So it’s finally happened – I have my first official handicap. After innumerable telephone calls to various golfing administrators I arrived at the first tee on Sunday the proud possessor of a mathematically convenient 18 handicap.
Confusion regarding starting times meant I was nearly late. From the car park I could see my playing companions standing on the first swishing confidently, and rather impatiently. However, less than three minutes after my arrival I played my first shot as a handicap man.

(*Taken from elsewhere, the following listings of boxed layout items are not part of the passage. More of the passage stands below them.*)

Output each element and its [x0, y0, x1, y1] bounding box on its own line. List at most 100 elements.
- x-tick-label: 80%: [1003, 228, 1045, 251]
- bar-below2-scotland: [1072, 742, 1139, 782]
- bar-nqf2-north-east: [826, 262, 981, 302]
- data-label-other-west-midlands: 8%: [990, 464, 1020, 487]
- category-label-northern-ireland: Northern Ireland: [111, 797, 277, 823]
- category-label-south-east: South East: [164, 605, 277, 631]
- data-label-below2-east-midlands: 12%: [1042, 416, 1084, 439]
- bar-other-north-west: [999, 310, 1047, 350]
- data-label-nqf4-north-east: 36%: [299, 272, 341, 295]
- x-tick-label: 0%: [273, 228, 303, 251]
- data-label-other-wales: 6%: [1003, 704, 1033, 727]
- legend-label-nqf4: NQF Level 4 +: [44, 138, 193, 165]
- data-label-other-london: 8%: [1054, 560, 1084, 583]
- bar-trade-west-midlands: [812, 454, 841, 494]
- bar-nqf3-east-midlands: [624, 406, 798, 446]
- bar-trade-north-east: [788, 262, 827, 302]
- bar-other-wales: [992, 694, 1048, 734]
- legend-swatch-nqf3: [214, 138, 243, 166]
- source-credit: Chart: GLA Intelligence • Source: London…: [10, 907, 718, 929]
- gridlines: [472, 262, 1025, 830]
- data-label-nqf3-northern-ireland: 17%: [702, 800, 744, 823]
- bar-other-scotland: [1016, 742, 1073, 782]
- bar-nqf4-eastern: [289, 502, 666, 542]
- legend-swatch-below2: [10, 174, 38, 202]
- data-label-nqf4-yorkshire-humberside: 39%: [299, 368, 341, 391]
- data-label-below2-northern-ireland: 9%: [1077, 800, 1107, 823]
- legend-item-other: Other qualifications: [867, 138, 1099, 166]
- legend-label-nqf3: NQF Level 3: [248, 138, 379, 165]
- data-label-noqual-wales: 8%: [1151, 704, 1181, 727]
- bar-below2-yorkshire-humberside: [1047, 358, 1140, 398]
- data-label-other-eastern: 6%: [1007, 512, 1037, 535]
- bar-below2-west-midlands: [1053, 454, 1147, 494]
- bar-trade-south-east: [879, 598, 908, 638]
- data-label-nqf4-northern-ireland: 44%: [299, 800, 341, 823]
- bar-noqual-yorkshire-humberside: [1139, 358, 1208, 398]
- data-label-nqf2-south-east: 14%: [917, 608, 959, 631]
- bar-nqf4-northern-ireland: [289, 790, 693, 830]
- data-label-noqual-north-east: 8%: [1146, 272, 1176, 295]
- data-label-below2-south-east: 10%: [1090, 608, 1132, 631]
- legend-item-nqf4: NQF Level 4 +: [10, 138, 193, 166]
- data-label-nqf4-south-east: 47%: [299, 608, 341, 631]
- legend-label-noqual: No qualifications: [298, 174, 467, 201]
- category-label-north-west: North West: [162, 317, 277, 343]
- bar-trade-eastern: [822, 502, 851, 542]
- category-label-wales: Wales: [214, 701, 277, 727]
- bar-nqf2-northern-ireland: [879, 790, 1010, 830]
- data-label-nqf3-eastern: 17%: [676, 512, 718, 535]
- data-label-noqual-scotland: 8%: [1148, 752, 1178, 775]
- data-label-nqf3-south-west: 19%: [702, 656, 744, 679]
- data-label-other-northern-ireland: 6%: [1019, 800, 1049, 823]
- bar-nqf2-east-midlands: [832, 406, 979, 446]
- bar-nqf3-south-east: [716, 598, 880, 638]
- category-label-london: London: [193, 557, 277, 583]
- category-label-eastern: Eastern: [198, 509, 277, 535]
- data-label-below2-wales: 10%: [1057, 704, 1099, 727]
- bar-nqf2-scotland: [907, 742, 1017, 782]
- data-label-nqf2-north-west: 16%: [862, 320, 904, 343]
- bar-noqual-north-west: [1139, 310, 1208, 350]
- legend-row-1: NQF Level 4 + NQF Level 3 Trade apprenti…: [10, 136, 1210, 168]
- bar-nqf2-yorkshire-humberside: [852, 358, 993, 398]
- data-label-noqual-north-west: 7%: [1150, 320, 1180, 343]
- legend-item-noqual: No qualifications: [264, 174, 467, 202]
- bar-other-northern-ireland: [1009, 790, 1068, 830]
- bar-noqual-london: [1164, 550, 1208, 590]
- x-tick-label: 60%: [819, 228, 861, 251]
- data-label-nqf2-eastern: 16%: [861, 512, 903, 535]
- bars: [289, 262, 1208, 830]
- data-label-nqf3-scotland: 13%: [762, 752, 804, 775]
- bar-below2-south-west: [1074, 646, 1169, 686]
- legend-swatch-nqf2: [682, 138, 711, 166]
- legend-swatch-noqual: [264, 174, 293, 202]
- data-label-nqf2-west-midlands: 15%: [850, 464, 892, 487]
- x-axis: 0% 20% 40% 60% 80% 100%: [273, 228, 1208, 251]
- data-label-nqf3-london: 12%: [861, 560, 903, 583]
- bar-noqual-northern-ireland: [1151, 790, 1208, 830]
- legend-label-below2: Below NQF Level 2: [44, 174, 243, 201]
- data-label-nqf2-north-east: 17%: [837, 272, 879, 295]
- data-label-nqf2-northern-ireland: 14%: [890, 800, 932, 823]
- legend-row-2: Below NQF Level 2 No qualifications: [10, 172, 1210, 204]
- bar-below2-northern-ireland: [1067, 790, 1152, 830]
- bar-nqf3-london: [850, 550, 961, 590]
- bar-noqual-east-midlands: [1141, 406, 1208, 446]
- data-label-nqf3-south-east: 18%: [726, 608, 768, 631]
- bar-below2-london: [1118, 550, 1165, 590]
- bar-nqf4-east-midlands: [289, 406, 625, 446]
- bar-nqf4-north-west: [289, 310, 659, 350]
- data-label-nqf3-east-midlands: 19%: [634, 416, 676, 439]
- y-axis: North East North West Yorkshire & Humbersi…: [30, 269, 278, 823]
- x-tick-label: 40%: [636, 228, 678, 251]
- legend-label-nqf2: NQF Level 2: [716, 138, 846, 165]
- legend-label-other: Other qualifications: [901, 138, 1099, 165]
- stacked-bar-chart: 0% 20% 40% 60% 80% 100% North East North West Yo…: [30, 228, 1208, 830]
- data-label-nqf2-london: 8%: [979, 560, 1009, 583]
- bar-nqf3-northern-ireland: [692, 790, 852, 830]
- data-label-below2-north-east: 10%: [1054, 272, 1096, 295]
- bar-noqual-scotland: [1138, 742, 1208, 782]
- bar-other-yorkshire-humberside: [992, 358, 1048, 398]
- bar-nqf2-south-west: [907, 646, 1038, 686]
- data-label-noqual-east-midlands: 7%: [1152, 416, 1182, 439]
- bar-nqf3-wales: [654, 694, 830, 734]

Conventional wisdom suggests that, with no time to settle myself, I would play abysmally. But, with a perversity that is perhaps the hallmark of my golf, I began by playing the best golf of my life. By the 7th I was two-over the card and the silent envy of my high handicap playing companions.
I think that if they had just kept on being silent, all might yet have been well. But no, they commented. And worse, they made complimentary comments. “You must be lower than 18”, “What a lovely touch around the green”.
And so the trouble began. In most other sports I’ve played, a compliment is easier to accept. I think that has to do with the fact that golf is, to use one of my friend’s epithets, a cruel mistress. She is never more likely to teach me a (further) lesson in humility than just when I am playing moderately well.
So, as a general rule, I regard golfing compliments as if I am a visitor in a beautiful house and they the alarm that may wake a sleeping dog. Whilst sometimes that dog, when woken, will be friendly, invariably it’s just angry. In short, I prefer the alarm not to be sounded during my visit.
The spell was broken. An eight at the par-5 9th saw the dog open one inquisitive eye, a five at the 12th and he was giving a large yawn, stretching and having a scratch. By the par-3 16th, where I took a six, he was well underway and snapping at the seat of my proverbial plus fours.
Having finished, I repaired to the clubhouse with my fellow players, who, you will be relieved but perhaps unsurprised to learn, had stopped paying me compliments shortly after the 9th. However, imagine my surprise to find that playing to my handicap had earned me my first ever golfing prize, a bottle of wine.
I drove home with a warm glow of satisfaction. I had a handicap to which I had played, I had received some, albeit short-lived, compliments about my golf and, into the bargain, won a nice bottle of Shiraz.
It just goes to show you, I suppose, that every dog does have its day.